La crisi del Gruppo Coin si intensifica e riporta al centro dell’attenzione la tenuta del piano di risanamento avviato appena sei mesi fa da una cordata di imprenditori insieme con Invitalia, sotto il coordinamento del Mimit. Dopo un Natale al di sotto delle attese, i grandi magazzini tornano a fare i conti con numeri in peggioramento e con nuove chiusure in vista.
Il bilancio evidenzia ricavi in calo e soprattutto un rosso a livello di margine operativo lordo pari a 35 milioni di euro. Un risultato che arriva nonostante l’aumento di capitale del settembre 2025 e che mette in discussione la solidità del piano varato lo scorso anno. Le vendite del 2025 risultano inferiori rispetto al 2024, anche a causa di un drastico calo degli ingressi nei punti vendita, che i nuovi layout e concept non sono riusciti a compensare.
Tre chiusure e nuovi investimenti
Secondo quanto riportato dal quotidiano la Repubblica, la società ha deciso di iniettare 10 milioni di investimenti per accompagnare una nuova fase di ristrutturazione che prevede la chiusura di tre punti vendita a Roma, Milano e Verona e il ridimensionamento di alcuni centri commerciali. Le cessazioni riguarderanno in particolare Roma Cola di Rienzo, con chiusura prevista il 4 aprile 2026, oltre a Milano Corso Vercelli e Verona, entrambe con stop fissato al 31 luglio 2026.
La richiesta dei sindacati al Mimit
Al termine dell’incontro del 18 febbraio con la direzione aziendale, le organizzazioni sindacali Filcams Cgil, Fisascat Cisl e Uiltucs hanno chiesto con urgenza l’apertura di un nuovo tavolo di confronto al Ministero delle Imprese e del Made in Italy.
«I dati illustrati dalla direzione societaria delineano un quadro fortemente critico e mettono in discussione la tenuta del piano di risanamento varato lo scorso anno», si legge nella nota diffusa unitariamente dai sindacati.

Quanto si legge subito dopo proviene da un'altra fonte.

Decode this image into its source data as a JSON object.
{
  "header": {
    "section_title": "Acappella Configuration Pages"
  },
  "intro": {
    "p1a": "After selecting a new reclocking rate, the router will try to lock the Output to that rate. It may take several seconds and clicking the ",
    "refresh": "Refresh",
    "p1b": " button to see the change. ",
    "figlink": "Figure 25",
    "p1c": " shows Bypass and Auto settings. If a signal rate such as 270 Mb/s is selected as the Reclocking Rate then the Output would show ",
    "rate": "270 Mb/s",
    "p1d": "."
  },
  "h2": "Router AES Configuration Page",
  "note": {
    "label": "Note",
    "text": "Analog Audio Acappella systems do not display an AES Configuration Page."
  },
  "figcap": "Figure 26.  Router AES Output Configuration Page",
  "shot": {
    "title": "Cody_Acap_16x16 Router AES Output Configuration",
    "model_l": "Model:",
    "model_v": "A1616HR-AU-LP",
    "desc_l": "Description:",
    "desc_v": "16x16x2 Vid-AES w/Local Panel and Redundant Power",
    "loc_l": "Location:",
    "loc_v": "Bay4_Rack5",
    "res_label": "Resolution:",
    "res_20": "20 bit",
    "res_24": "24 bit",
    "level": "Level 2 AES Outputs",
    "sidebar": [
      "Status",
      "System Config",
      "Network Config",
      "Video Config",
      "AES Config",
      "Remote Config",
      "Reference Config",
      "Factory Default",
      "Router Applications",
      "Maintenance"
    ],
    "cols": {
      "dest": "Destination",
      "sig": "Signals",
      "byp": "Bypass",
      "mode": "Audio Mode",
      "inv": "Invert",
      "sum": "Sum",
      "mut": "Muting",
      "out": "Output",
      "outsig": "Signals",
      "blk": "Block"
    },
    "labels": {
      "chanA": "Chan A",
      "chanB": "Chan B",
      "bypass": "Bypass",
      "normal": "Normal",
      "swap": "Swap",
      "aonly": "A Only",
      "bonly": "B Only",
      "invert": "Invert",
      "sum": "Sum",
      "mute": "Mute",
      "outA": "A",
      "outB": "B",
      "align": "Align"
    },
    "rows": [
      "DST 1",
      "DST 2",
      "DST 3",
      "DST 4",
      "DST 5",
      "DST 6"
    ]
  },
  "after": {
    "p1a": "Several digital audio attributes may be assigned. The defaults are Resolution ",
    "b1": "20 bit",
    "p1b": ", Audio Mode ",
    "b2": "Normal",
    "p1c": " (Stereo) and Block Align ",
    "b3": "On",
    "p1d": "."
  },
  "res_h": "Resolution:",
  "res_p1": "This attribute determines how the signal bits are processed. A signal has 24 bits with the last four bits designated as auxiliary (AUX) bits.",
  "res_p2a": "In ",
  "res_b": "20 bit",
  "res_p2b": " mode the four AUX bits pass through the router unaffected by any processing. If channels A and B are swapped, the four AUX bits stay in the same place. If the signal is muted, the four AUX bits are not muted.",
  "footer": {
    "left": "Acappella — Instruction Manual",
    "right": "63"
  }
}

E ancora: «Non si può parlare di rilancio mentre si chiudono negozi storici e si scarica il peso della crisi su lavoratrici e lavoratori che hanno in media oltre vent’anni di anzianità aziendale».
La ristrutturazione, al momento, non prevede licenziamenti, ma sarà gestita attraverso il ricorso a nuovi piani di solidarietà o alla cassa integrazione. Oltre alle chiusure già annunciate, l’azienda ha prospettato l’attivazione di ammortizzatori sociali o strumenti di flessibilità per altre sedi, tra cui Cinecittà e San Giovanni a Roma, Mestre e Firenze.
Per i sindacati è indispensabile fare piena chiarezza sulla reale sostenibilità del piano industriale e sulle ricadute occupazionali complessive. Da qui la richiesta di un confronto istituzionale al Mimit che garantisca trasparenza, responsabilità e tutela di ogni singolo posto di lavoro.
Coin: “Confronto aperto e costruttivo con le organizzazioni sindacali”
Attraverso una nota, Coin ha sottolineato come la società, dopo “aver concluso positivamente la fase di messa in sicurezza dell’azienda”, si trovi ora “nello stadio più operativo del percorso di risanamento, orientato a costruire un business model redditivo e sostenibile nel tempo”.
È in quest’ottica che, si spiega dall’azienda, sono stati definiti gli interventi sulla rete, “limitati a punti vendita che presentano perdite strutturalmente rilevanti o che sono stati impattati da fattori esterni, indipendenti dalla volontà dell’azienda”.
Coin sta utilizzando “tutti gli strumenti disponibili per gestire questa fase con responsabilità, con particolare attenzione alle persone e alla stabilità occupazionale. In questo senso, la società si impegna fin d’ora a un confronto aperto e costruttivo con le organizzazioni sindacali, finalizzato all’attivazione di ammortizzatori sociali che consentano di mantenere il pieno livello dell’impiego, senza ricorrere a licenziamenti collettivi, a tutela degli oltre mille lavoratori della rete di vendita”.
Oltre ai già citati investimenti, Coin ha allo studio nuove partnership commerciali a supporto del rafforzamento del posizionamento di Coin, “in un contesto che registra un primo miglioramento della redditività operativa. Superata la gestione dell’emergenza, queste decisioni si inseriscono in una transizione necessaria alla costruzione di un equilibrio finanziario solido. L’impegno è portare avanti questo percorso con la massima trasparenza e collaborazione, con l’obiettivo di restituire a Coin una traiettoria di continuità, solidità e sviluppo negli anni a venire”.